1. Il semble bien, car on dit dans le Psaume (Psaumes 5.7) : « Tu extermines tous les menteurs » ; et dans la Sagesse (Sagesse 1.11) : « Une bouche mensongère donne la mort à l'âme. » Mais l'extermination et la mort de l'âme ne peuvent venir que du péché mortel. Donc tout mensonge est péché mortel.

2. Tout ce qui transgresse un précepte du décalogue est péché mortel. Mais le mensonge transgresse ce précepte du décalogue : « Tu ne feras pas de faux témoignage. »

3. S. Augustin écrite : « Aucun menteur, par son mensonge, ne respecte la foi, car il veut justement que celui à qui il ment lui accorde cette foi que lui-même ne respecte pas lorsqu'il ment. Or tout violateur de la foi commet l'iniquité. » Or on ne pourrait parler ainsi d'un péché véniel.

4. On ne peut perdre la récompense éternelle que pour un péché mortel. Or, pour un mensonge, on perd la récompense éternelle en échange d'une temporelle.

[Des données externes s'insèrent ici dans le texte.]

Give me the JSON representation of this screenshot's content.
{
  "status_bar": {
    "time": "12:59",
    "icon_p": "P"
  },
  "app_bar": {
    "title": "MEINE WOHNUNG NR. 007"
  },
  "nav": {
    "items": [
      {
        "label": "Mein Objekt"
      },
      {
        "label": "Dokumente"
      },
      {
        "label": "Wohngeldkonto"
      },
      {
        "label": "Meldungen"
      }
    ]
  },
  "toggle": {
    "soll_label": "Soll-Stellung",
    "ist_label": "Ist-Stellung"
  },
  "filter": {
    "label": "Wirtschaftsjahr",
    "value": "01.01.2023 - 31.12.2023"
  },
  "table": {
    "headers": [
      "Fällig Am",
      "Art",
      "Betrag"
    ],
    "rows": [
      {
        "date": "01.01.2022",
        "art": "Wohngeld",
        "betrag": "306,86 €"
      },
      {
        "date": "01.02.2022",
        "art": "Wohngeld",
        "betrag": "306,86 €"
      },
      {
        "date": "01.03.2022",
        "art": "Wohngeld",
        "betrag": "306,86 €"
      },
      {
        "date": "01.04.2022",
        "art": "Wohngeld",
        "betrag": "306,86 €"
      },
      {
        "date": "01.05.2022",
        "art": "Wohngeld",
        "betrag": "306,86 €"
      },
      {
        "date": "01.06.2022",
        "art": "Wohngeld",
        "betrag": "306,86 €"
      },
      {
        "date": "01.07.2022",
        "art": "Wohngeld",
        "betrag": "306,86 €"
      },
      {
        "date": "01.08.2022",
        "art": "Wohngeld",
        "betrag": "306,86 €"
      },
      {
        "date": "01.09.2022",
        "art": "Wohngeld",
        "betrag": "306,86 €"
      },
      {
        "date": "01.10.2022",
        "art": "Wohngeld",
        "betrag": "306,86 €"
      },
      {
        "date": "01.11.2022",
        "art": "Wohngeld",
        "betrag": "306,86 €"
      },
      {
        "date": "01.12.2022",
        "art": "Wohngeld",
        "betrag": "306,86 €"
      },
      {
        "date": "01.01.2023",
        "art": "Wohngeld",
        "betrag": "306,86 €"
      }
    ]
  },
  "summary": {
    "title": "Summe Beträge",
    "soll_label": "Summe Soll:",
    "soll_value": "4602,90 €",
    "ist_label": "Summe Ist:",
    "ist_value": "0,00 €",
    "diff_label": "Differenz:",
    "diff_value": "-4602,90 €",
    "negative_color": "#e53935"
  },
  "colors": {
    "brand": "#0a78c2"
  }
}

En effet, selon S. Grégoire « dans la récompense des sages-femmes on découvre ce que mérite le péché de mensonge. Car la récompense de leur bonté, qui aurait pu être la vie éternelle, s'est dégradée, à cause du mensonge préalable, en récompense terrestre ». Donc même un mensonge officieux comme fut celui des sages-femmes, qui paraît le plus léger de tous, est péché mortel.

5. S. Augustin nous dit que « pour les parfaits, le précepte n'est pas seulement de ne mentir en aucune façon, mais encore de ne pas vouloir mentir ». Mais agir contre le précepte est péché mortel. Donc tout mensonge des parfaits est péché mortel et, au même titre, pour tous les autres qui autrement seraient. défavorisés.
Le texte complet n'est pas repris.